Administration of the hormone dehydroepiandrosterone(DHEA) (0.6% in the diet) during or subsequent to injections of the carcinogen dihydroxy-di-n-propylnitrosamine(DHPN) (2 × 1000 mg/kg body weight, i.p.) brought about alteration in the yield of preneoplastic lesions in liver and lung of both male and female F344 rats. Concomitant treatment with DHEA was associated with decrease in the numbers and size of glutathione S-transferase (GST-P)-positive hepatocellular foci while effecting a significant increase in development of lung lesions, especially in females.

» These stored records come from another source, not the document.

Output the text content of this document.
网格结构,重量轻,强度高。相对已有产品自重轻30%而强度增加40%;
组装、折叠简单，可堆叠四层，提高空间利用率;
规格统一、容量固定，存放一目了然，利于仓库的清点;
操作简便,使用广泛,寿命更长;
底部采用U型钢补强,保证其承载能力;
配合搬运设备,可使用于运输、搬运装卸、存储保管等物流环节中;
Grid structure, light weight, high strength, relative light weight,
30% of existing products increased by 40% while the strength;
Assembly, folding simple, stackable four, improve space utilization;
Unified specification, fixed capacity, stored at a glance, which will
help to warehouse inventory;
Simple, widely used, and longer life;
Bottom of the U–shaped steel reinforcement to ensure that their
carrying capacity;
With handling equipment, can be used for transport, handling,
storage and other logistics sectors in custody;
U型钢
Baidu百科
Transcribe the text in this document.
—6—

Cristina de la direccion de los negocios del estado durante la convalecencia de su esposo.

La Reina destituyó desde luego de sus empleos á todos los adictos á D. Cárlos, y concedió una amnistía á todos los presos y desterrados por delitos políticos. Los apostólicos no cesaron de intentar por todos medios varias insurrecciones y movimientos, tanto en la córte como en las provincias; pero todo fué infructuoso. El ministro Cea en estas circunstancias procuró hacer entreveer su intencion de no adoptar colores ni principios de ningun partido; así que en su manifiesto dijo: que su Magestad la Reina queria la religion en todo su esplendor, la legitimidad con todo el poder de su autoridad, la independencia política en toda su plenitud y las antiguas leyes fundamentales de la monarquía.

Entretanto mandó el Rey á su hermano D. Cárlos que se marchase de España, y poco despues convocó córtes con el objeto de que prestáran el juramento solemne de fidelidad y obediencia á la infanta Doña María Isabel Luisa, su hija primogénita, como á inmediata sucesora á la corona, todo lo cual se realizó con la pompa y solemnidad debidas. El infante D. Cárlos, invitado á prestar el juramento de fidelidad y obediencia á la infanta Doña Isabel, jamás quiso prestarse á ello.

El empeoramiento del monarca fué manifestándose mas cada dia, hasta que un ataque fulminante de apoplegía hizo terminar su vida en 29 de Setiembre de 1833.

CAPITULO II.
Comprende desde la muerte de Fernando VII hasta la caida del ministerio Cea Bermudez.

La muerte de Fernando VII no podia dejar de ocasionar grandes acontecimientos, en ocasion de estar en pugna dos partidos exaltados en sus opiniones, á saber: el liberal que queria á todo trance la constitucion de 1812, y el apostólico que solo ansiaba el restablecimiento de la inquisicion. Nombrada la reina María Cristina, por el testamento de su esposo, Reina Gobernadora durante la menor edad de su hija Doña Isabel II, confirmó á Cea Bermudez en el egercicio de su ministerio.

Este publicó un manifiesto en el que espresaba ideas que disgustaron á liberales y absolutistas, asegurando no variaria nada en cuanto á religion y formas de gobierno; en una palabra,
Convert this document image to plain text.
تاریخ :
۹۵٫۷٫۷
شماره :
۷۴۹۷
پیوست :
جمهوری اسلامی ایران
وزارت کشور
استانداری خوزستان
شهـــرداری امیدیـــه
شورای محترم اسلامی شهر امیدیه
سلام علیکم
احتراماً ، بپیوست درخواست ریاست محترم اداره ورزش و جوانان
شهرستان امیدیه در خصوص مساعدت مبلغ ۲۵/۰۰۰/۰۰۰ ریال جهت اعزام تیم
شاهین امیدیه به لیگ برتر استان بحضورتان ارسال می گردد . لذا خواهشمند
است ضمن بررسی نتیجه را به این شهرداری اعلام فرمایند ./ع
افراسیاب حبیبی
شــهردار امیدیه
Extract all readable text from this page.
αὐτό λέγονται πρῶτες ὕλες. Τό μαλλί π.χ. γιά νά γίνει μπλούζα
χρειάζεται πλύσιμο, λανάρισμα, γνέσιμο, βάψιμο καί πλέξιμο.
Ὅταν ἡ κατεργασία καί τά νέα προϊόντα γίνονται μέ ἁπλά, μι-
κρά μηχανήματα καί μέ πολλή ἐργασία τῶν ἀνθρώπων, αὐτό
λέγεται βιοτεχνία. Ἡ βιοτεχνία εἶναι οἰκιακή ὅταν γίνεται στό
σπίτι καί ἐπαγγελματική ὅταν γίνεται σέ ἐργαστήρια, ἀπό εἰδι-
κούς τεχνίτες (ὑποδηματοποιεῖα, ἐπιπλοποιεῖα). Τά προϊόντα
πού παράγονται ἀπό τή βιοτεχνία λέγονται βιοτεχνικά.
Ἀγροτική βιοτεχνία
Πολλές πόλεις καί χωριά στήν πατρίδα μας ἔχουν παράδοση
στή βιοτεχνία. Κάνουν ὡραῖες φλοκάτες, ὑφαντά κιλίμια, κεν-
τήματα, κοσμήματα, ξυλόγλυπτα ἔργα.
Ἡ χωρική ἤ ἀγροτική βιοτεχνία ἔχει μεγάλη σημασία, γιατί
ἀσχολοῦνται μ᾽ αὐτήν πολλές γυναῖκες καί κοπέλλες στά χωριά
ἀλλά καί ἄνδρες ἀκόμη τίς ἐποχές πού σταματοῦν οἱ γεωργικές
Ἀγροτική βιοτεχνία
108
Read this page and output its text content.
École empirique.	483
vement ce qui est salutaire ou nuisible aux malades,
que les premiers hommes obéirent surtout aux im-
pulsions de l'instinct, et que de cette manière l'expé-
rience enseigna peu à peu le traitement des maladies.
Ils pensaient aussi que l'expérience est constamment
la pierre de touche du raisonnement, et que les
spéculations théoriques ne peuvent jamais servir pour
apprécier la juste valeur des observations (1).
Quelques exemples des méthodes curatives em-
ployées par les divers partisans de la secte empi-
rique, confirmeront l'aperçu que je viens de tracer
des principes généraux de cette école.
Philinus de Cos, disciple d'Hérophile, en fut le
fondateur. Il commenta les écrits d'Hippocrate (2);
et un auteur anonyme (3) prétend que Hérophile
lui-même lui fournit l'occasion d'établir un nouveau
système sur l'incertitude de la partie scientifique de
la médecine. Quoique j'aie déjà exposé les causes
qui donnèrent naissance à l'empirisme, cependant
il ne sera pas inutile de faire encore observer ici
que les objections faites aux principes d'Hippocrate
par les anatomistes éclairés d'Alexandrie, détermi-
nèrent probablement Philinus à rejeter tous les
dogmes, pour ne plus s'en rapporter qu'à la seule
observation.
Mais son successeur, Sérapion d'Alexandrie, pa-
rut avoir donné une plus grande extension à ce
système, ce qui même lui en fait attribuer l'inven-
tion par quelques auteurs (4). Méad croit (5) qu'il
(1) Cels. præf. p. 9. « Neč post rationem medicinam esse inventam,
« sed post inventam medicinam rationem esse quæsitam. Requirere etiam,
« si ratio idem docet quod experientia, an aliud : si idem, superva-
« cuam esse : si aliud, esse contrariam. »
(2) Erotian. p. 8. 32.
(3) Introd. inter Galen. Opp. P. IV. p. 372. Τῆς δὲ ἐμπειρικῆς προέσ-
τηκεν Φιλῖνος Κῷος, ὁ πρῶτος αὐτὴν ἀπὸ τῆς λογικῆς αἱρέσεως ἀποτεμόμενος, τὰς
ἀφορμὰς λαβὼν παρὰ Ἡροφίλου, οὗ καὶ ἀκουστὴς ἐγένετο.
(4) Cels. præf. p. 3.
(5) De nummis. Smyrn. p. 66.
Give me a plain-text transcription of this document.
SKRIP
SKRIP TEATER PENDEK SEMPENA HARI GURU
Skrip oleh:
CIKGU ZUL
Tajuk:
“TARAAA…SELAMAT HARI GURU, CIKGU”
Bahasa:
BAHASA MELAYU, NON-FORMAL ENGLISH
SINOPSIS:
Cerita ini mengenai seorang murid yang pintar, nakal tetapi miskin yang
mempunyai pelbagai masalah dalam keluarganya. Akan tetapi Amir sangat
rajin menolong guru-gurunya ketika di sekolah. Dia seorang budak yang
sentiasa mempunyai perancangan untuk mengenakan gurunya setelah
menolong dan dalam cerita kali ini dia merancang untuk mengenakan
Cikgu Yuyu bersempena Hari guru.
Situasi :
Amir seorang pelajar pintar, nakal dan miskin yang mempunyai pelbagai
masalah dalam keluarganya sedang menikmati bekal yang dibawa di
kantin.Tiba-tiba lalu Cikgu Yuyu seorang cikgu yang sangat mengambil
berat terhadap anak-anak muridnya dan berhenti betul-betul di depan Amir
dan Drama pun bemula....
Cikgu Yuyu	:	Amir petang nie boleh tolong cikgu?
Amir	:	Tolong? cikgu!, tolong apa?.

Long-term treatment with the hormone subsequent to carcinogen exposure brought about a reduction in numbers of liver foci in both sexes but in males was also associated with the development of large GST-P-negative foci and nodules of amphophilic/tigroid cell character. DHEA itself did not induce any focal lesions in the lungs or livers of either sex. Thus the hormone increased sensitivity to ‘initiation’ in the lung while decreasing that in the liver and exerted a sex-dependent pronounced modulation of the phenotype of a proportion of hepatocellular lesions.